The Guzzardi factor
Long before there was a tea party, a political novice named Peg Luksik shocked the political establishment in 1990 by nearly knocking off then-Auditor General Barbara Hafer in a Republican primary for governor.
There's no question the conservative Luksik's challenge hurt Hafer's uphill battle against Democrat Gov. Robert P. Casey, who won easily in the November election.
Bob Guzzardi, an Ardmore attorney and self-described conservative reformer, is hoping for similar — or better — results in a Republican primary next year against incumbent Gov. Tom Corbett. Guzzardi is trying to gather the 2,000 signatures needed to get on the ballot.
Despite Corbett's chronically low poll numbers, he'll have millions of dollars to try to reshape his image with voters. Guzzardi, a successful real estate entrepreneur, is planning only a “minimal amount of money” for a campaign and he won't be soliciting contributions.
Guzzardi is a behind-the-scenes player. His politics? Think, in general terms, Ted Cruz, Rand Paul and Daryl Metcalfe.
He was a major contributor to and promoter of John Eichelberger of Altoona, who defeated Senate President Pro Tempore Robert Jubelirer, and Mike Folmer of Lebanon, who beat Senate Majority Leader David Brightbill, in the 2006 Republican primary in the aftermath of the 2005 pay-jacking the Senate leaders helped direct.

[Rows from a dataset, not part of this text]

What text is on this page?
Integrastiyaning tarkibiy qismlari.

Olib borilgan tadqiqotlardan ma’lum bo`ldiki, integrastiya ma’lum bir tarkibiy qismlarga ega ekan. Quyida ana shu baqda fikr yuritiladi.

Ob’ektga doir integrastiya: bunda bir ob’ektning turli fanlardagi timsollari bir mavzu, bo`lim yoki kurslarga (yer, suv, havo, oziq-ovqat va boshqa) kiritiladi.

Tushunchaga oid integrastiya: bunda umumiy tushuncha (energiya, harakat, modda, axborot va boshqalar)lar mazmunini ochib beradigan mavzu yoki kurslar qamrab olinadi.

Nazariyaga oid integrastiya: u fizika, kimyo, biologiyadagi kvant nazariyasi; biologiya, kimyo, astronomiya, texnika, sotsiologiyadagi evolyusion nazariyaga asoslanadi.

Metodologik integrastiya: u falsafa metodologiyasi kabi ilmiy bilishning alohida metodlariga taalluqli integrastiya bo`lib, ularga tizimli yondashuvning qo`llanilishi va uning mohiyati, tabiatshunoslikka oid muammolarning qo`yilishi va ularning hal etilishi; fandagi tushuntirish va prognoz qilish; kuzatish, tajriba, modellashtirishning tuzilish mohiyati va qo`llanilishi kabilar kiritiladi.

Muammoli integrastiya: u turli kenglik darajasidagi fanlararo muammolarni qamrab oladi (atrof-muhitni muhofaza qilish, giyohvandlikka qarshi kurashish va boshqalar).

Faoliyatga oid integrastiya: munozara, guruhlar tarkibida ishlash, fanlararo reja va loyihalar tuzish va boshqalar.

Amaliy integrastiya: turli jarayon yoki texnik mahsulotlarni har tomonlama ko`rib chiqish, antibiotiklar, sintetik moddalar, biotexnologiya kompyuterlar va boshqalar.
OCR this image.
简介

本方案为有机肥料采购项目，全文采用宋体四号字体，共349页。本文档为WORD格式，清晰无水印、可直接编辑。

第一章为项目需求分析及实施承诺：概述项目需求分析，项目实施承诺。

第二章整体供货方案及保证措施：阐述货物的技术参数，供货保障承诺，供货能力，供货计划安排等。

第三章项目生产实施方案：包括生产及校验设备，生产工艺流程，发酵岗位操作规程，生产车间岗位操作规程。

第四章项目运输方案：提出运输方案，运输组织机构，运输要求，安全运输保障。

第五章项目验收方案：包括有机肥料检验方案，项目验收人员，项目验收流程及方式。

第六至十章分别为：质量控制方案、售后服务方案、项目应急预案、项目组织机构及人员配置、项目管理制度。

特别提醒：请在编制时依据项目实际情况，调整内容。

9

Guzzardi is banking on support from tea party-type groups and GOP reformers. He believes Internet networking will get out the word about his candidacy for limited government and economic freedom. “If all disaffected and disappointed Republicans vote in the May 20 primary, I can deny Tom Corbett the nomination and weaken the Harrisburg Republican leadership, which has disappointed and sold out,” said Guzzardi, a blogger who regularly rips Republicans he considers too liberal.
Corbett cannot win re-election and a Democrat will be the next governor, Guzzardi contends.
Any reasonable assessment suggests Guzzardi cannot win. And many political analysts, despite the poll numbers, do not write off Corbett. Much of it depends on which Democrat emerges from the Democrats' primary and what happens between now and November 2014.
If Guzzardi draws a heavy anti-Corbett vote in a primary, he can significantly damage Corbett's re-election prospects. Surely Guzzardi, a very bright guy, knows he would be indirectly helping a Democrat win.
Guzzardi likely doesn't care. He is committed to long-term reform of the Republican Party and he believes a Democrat will win anyway.
However, without spending money on TV advertising, there's also the possibility Guzzardi will merely be a footnote in the primary election; he will be considered a fringe candidate by some.
Guzzardi says he's giving GOP voters a choice. He says the $2.4 billion transportation bill Corbett sought and signed in November was the straw that broke the taxpayers' back. Corbett as a candidate in 2010 signed an anti-tax pledge. The transportation bill is funded by higher gasoline taxes at the pump.
The higher wholesale tax on gasoline is a user fee, supporters say. Corbett says it's a public safety issue to fix deteriorating roads and bridges.